Making it Happen: Motivation

We all struggle with motivation from time to time and even more so if you are struggling with your mental health.  When a person feels consistently unmotivated, it can turn into a ruminating thoughts like these:


Why can't I get myself to do it? I know I have to!

I didn't do it!  Now I feel worse.

Why on earth did I agree to this?

I don't want to!!

This is going to be terrible.  

I can't.


If you find yourself struggling with your motivation in this time of your life, here are a

few things to consider.


1.  Consider your natural temperament.   Are you more of a "Type A" planner?  Do you have too much on your plate? Consider taking time to prioritize your life.  Stick to a few key things that really matter to you, and learn to say no more. Nobody can do everything.  If you are spread too thin with your responsibilities, you will burn out and not want to do much of anything- even the stuff that matters a lot to you.  Are you "so laid back you're horizontal?"  consider that you may be waiting for a "feeling" that may never come.  You might never "feel" motivated to cut the grass, send out your resume, do that term paper, do the dishes, etc.  Instead of simply relying on feelings, make sure you also are thinking rationally. "I may not feel like cutting the grass, but I won't tomorrow either!  If I get it done now, I'll have more time for fun tomorrow and will have a sense of accomplishment."
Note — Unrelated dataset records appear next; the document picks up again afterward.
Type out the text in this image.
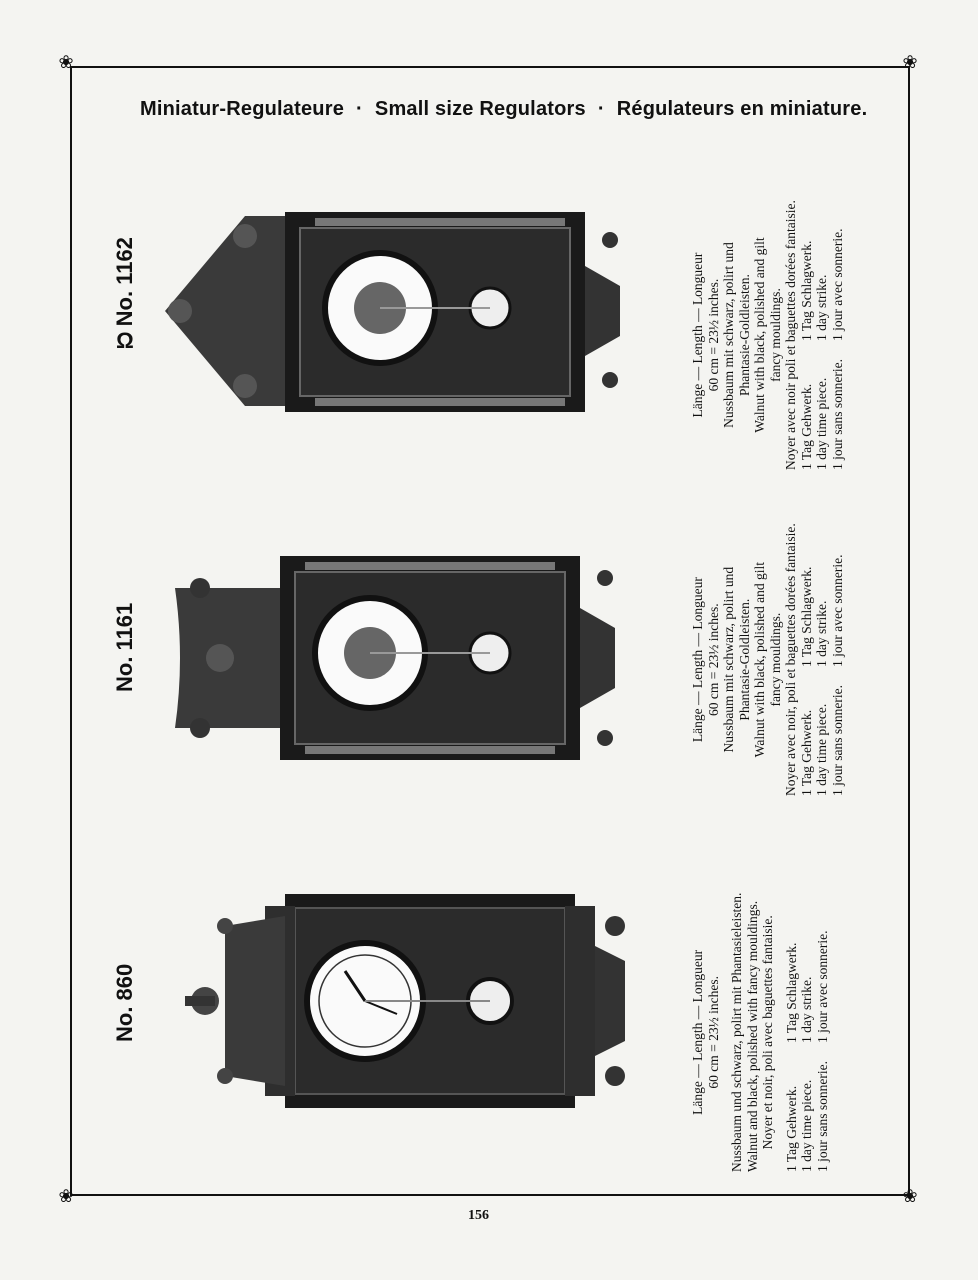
❀	❀
❀	❀
Miniatur-Regulateure · Small size Regulators · Régulateurs en miniature.
No. 860	Länge — Length — Longueur 60 cm = 23½ inches. Nussbaum und schwarz, polirt mit Phantasieleisten. Walnut and black, polished with fancy mouldings. Noyer et noir, poli avec baguettes fantaisie. 1 Tag Gehwerk. 1 day time piece. 1 jour sans sonnerie.
1 Tag Schlagwerk. 1 day strike. 1 jour avec sonnerie.
No. 1161	Länge — Length — Longueur 60 cm = 23½ inches. Nussbaum mit schwarz, polirt und Phantasie-Goldleisten. Walnut with black, polished and gilt fancy mouldings. Noyer avec noir, poli et baguettes dorées fantaisie. 1 Tag Gehwerk. 1 day time piece. 1 jour sans sonnerie.
1 Tag Schlagwerk. 1 day strike. 1 jour avec sonnerie.
ΩNo. 1162	Länge — Length — Longueur 60 cm = 23½ inches. Nussbaum mit schwarz, polirt und Phantasie-Goldleisten. Walnut with black, polished and gilt fancy mouldings. Noyer avec noir poli et baguettes dorées fantaisie. 1 Tag Gehwerk. 1 day time piece. 1 jour sans sonnerie.
1 Tag Schlagwerk. 1 day strike. 1 jour avec sonnerie.
156
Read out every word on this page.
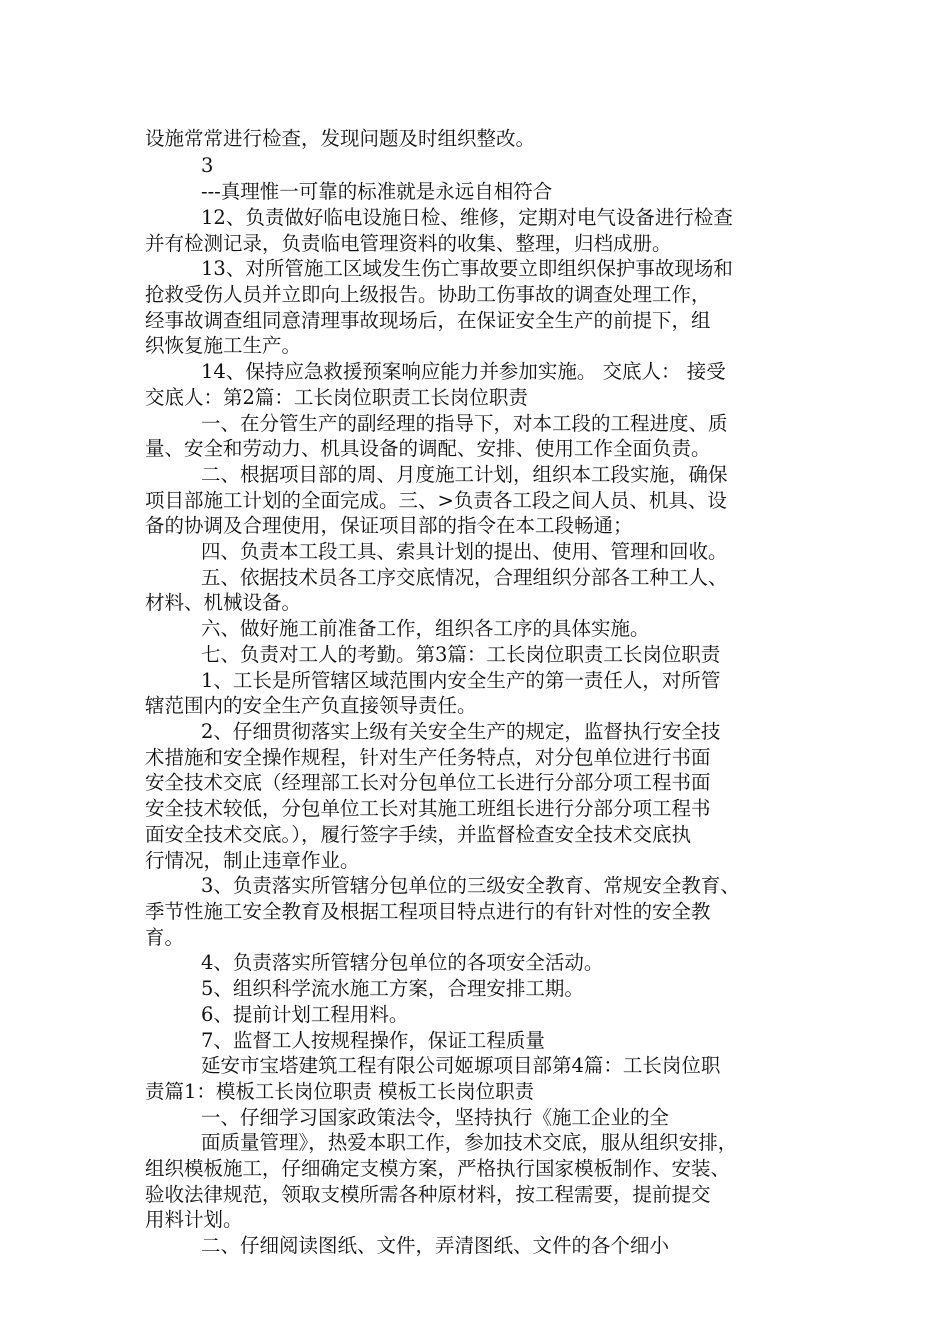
设施常常进行检查，发现问题及时组织整改。
3
---真理惟一可靠的标准就是永远自相符合
12、负责做好临电设施日检、维修，定期对电气设备进行检查
并有检测记录，负责临电管理资料的收集、整理，归档成册。
13、对所管施工区域发生伤亡事故要立即组织保护事故现场和
抢救受伤人员并立即向上级报告。协助工伤事故的调查处理工作，
经事故调查组同意清理事故现场后，在保证安全生产的前提下，组
织恢复施工生产。
14、保持应急救援预案响应能力并参加实施。 交底人： 接受
交底人：第2篇：工长岗位职责工长岗位职责
一、在分管生产的副经理的指导下，对本工段的工程进度、质
量、安全和劳动力、机具设备的调配、安排、使用工作全面负责。
二、根据项目部的周、月度施工计划，组织本工段实施，确保
项目部施工计划的全面完成。三、>负责各工段之间人员、机具、设
备的协调及合理使用，保证项目部的指令在本工段畅通；
四、负责本工段工具、索具计划的提出、使用、管理和回收。
五、依据技术员各工序交底情况，合理组织分部各工种工人、
材料、机械设备。
六、做好施工前准备工作，组织各工序的具体实施。
七、负责对工人的考勤。第3篇：工长岗位职责工长岗位职责
1、工长是所管辖区域范围内安全生产的第一责任人，对所管
辖范围内的安全生产负直接领导责任。
2、仔细贯彻落实上级有关安全生产的规定，监督执行安全技
术措施和安全操作规程，针对生产任务特点，对分包单位进行书面
安全技术交底（经理部工长对分包单位工长进行分部分项工程书面
安全技术较低，分包单位工长对其施工班组长进行分部分项工程书
面安全技术交底。），履行签字手续，并监督检查安全技术交底执
行情况，制止违章作业。
3、负责落实所管辖分包单位的三级安全教育、常规安全教育、
季节性施工安全教育及根据工程项目特点进行的有针对性的安全教
育。
4、负责落实所管辖分包单位的各项安全活动。
5、组织科学流水施工方案，合理安排工期。
6、提前计划工程用料。
7、监督工人按规程操作，保证工程质量
延安市宝塔建筑工程有限公司姬塬项目部第4篇：工长岗位职
责篇1：模板工长岗位职责 模板工长岗位职责
一、仔细学习国家政策法令，坚持执行《施工企业的全
面质量管理》，热爱本职工作，参加技术交底，服从组织安排，
组织模板施工，仔细确定支模方案，严格执行国家模板制作、安装、
验收法律规范，领取支模所需各种原材料，按工程需要，提前提交
用料计划。
二、仔细阅读图纸、文件，弄清图纸、文件的各个细小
2.  Make sure your goals are realistic, and that you have some!   I like the framework of "SMART" goals.... specific, measurable, attainable, realistic and timely.  Also, writing down goals makes you more likely to achieve them. These goals could be financial, spiritual, relational, personal, etc.

3.  Remind yourself how good you will feel after.  I enjoy running, and when I don't want to,  I remind myself this: I have never regretting going for a run, but I have often regretted when I let a lack of motivation win.  
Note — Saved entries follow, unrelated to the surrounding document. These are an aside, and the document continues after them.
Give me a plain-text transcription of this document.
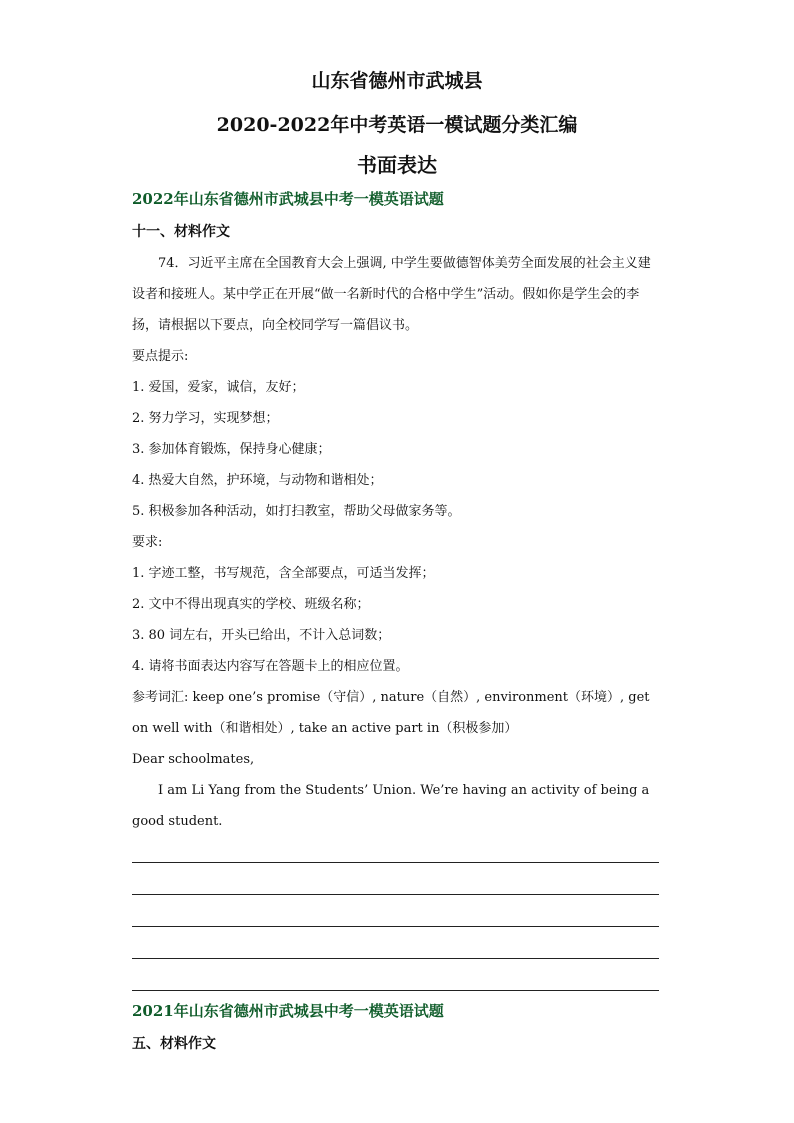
山东省德州市武城县
2020-2022年中考英语一模试题分类汇编
书面表达
2022年山东省德州市武城县中考一模英语试题
十一、材料作文

74．习近平主席在全国教育大会上强调, 中学生要做德智体美劳全面发展的社会主义建设者和接班人。某中学正在开展“做一名新时代的合格中学生”活动。假如你是学生会的李扬，请根据以下要点，向全校同学写一篇倡议书。

要点提示:

1. 爱国，爱家，诚信，友好；

2. 努力学习，实现梦想；

3. 参加体育锻炼，保持身心健康；

4. 热爱大自然，护环境，与动物和谐相处；

5. 积极参加各种活动，如打扫教室，帮助父母做家务等。

要求:

1. 字迹工整，书写规范，含全部要点，可适当发挥；

2. 文中不得出现真实的学校、班级名称；

3. 80 词左右，开头已给出，不计入总词数；

4. 请将书面表达内容写在答题卡上的相应位置。

参考词汇: keep one’s promise（守信）, nature（自然）, environment（环境）, get on well with（和谐相处）, take an active part in（积极参加）

Dear schoolmates,

I am Li Yang from the Students’ Union. We’re having an activity of being a good student.

2021年山东省德州市武城县中考一模英语试题
五、材料作文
4.  Do the hard thing first.   Start your day with a sense of accomplishment.  Mark Twain says "If you have to eat a frog, do it first thing in the morning.  If you have to eat two frogs, eat the biggest one first." You set your day up for success this way.

5. Build some healthy habits that become automatic for you.  Research suggests 21 days to make a habit, so be patient with yourself, and don't quit!.  The benefits of this include increased productivity, self-respect, and overall effectiveness.  And, we need to do healthy things, regardless of how we feel. How many times have you not done something that would be beneficial for you because you "don't feel like it?"  I know I've been there! Remember that sometimes feelings can be good indicators that we need to make a change, but, without balanced thinking, sometimes they can lead us astray.
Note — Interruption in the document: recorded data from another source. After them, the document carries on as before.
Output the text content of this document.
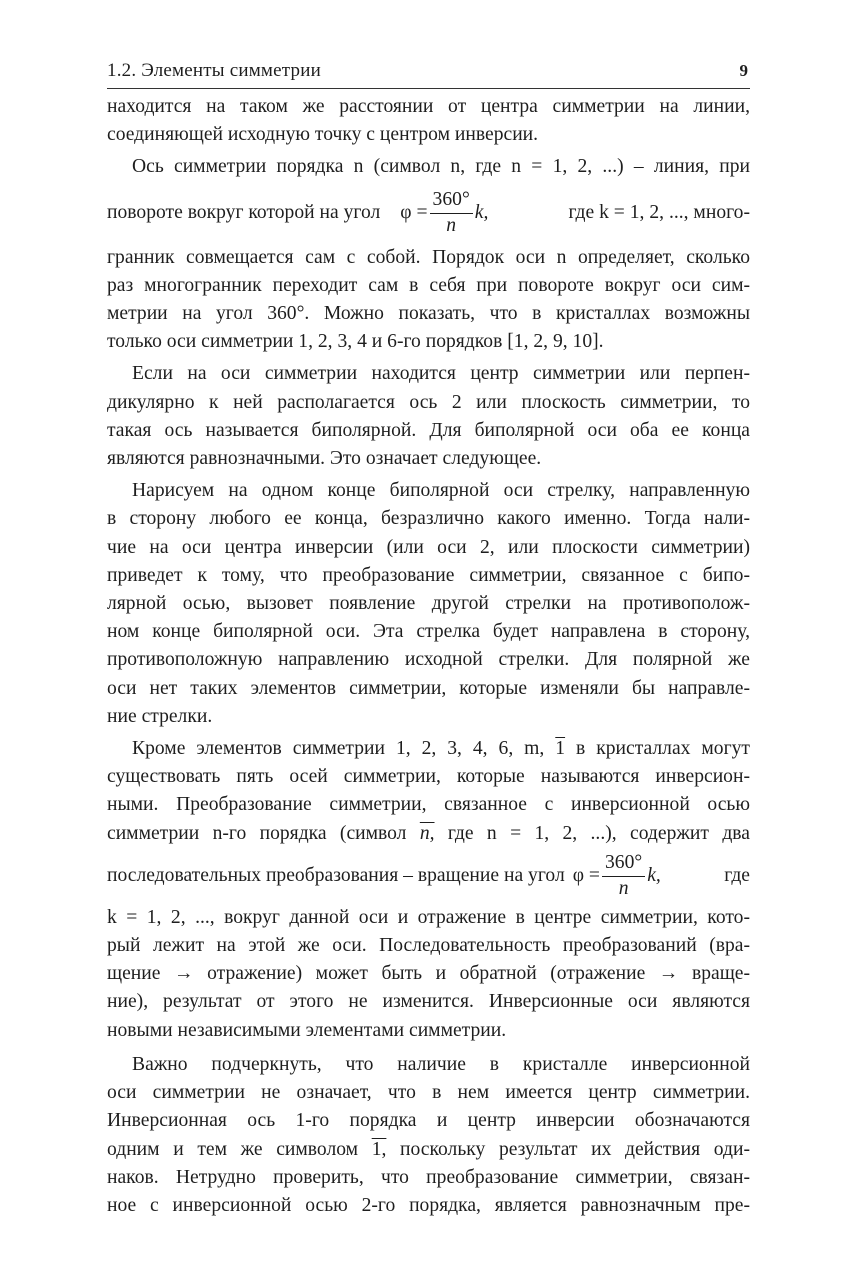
1.2. Элементы симметрии	9

находится на таком же расстоянии от центра симметрии на линии,

соединяющей исходную точку с центром инверсии.

Ось симметрии порядка n (символ n, где n = 1, 2, ...) – линия, при

повороте вокруг которой на угол $\varphi = \frac{360^\circ}{n} k$,	где k = 1, 2, ..., много-

гранник совмещается сам с собой. Порядок оси n определяет, сколько

раз многогранник переходит сам в себя при повороте вокруг оси сим-

метрии на угол 360°. Можно показать, что в кристаллах возможны

только оси симметрии 1, 2, 3, 4 и 6-го порядков [1, 2, 9, 10].

Если на оси симметрии находится центр симметрии или перпен-

дикулярно к ней располагается ось 2 или плоскость симметрии, то

такая ось называется биполярной. Для биполярной оси оба ее конца

являются равнозначными. Это означает следующее.

Нарисуем на одном конце биполярной оси стрелку, направленную

в сторону любого ее конца, безразлично какого именно. Тогда нали-

чие на оси центра инверсии (или оси 2, или плоскости симметрии)

приведет к тому, что преобразование симметрии, связанное с бипо-

лярной осью, вызовет появление другой стрелки на противополож-

ном конце биполярной оси. Эта стрелка будет направлена в сторону,

противоположную направлению исходной стрелки. Для полярной же

оси нет таких элементов симметрии, которые изменяли бы направле-

ние стрелки.

Кроме элементов симметрии 1, 2, 3, 4, 6, m, 1 в кристаллах могут

существовать пять осей симметрии, которые называются инверсион-

ными. Преобразование симметрии, связанное с инверсионной осью

симметрии n-го порядка (символ n, где n = 1, 2, ...), содержит два

последовательных преобразования – вращение на угол $\varphi = \frac{360^\circ}{n} k$,	где

k = 1, 2, ..., вокруг данной оси и отражение в центре симметрии, кото-

рый лежит на этой же оси. Последовательность преобразований (вра-

щение → отражение) может быть и обратной (отражение → враще-

ние), результат от этого не изменится. Инверсионные оси являются

новыми независимыми элементами симметрии.

Важно подчеркнуть, что наличие в кристалле инверсионной

оси симметрии не означает, что в нем имеется центр симметрии.

Инверсионная ось 1-го порядка и центр инверсии обозначаются

одним и тем же символом 1, поскольку результат их действия оди-

наков. Нетрудно проверить, что преобразование симметрии, связан-

ное с инверсионной осью 2-го порядка, является равнозначным пре-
6. Eat healthy and exercise.   Abstain from drugs and alcohol.   It's pretty amazing what this does for overall wellness!

7.  Sometimes a lack of energy and motivation can be indicative of more serious medical or mental health concerns so it's always good to get this checked out as well.  Ruling out physical causes is important.  

8.  Train yourself to think more optimistically.   Negative thinking can be chronic!  A good place to start is catching yourself jumping to negative conclusions about things.  A "can do" attitude is important. One of my favorite sayings- "Surrender the outcome." Remember that even if a great result isn't guaranteed (and really it never is) that doesn't mean it's not a reason to give it your all.    Surrendering the outcome keeps you from getting in your own way.

9.  Look at your overall mental health.  If you struggle with depression or anxiety or any other mental health issues, while it certainly can be a hinderance, it certainly doesn't mean you can't contribute to the world in amazing ways just like anybody else.  It can help to read biographies and stories of people, famous and not famous, who have overcome mental health issues or obstacles to achieve great things and become their best self.

10.  As always, a good support system helps.  If you need additional support, a therapist who is a good match for you can help coach you on this journey.  Reach out!